Why is the PMNS Matrix parameterization important?

The PMNS Matrix parameterization is important because it helps us understand the properties of neutrinos, which are fundamental particles in the Standard Model of particle physics. It also plays a crucial role in predicting the behavior of neutrinos in experiments and in understanding the origin of matter in the universe.

How is the PMNS Matrix parameterization calculated?

The PMNS Matrix parameterization is calculated using a combination of experimental data and theoretical models. The elements of the matrix are determined by measuring the probabilities of different types of neutrinos transforming into one another, and then fitting these data to theoretical predictions.

What are the implications of the PMNS Matrix parameterization?

The PMNS Matrix parameterization has important implications for our understanding of physics beyond the Standard Model. Any deviations from the predicted values could indicate the existence of new particles or interactions. It also has implications for cosmology, as it affects the evolution of the early universe.
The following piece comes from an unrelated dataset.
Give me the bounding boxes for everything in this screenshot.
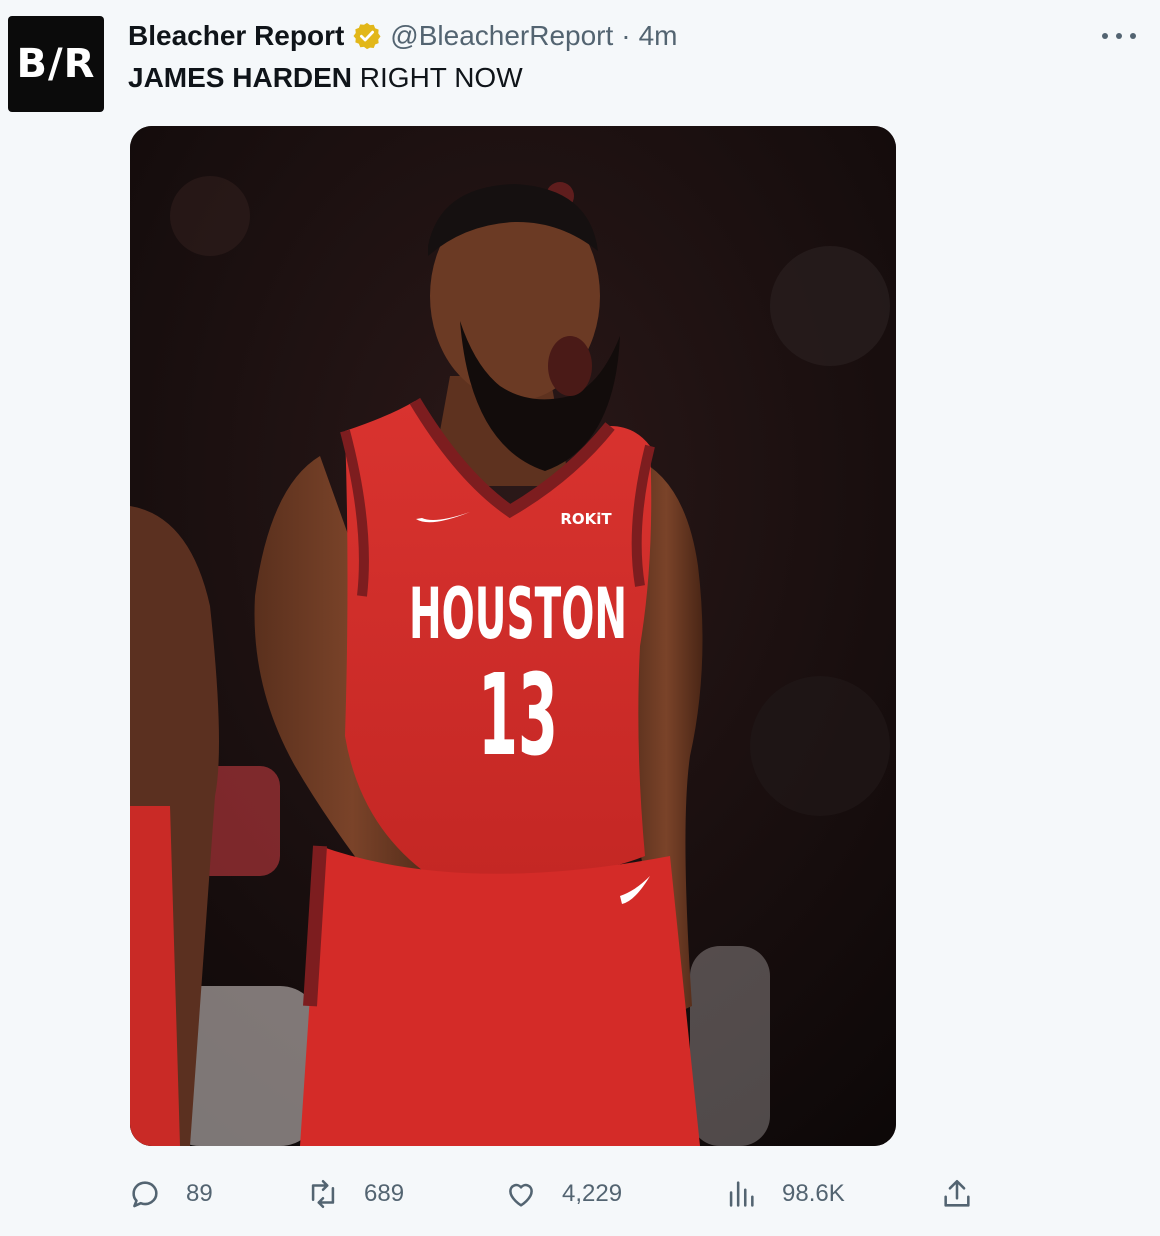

Are there any challenges in studying the PMNS Matrix parameterization?

Yes, there are several challenges in studying the PMNS Matrix parameterization. One challenge is that neutrinos are difficult to detect and measure, making it challenging to obtain accurate experimental data. Another challenge is that the parameters of the matrix are not well constrained, leading to uncertainties in our understanding of neutrino properties. Additionally, the PMNS Matrix parameterization only describes the mixing of three types of neutrinos, but there is evidence that there may be more types, which could complicate the parameterization.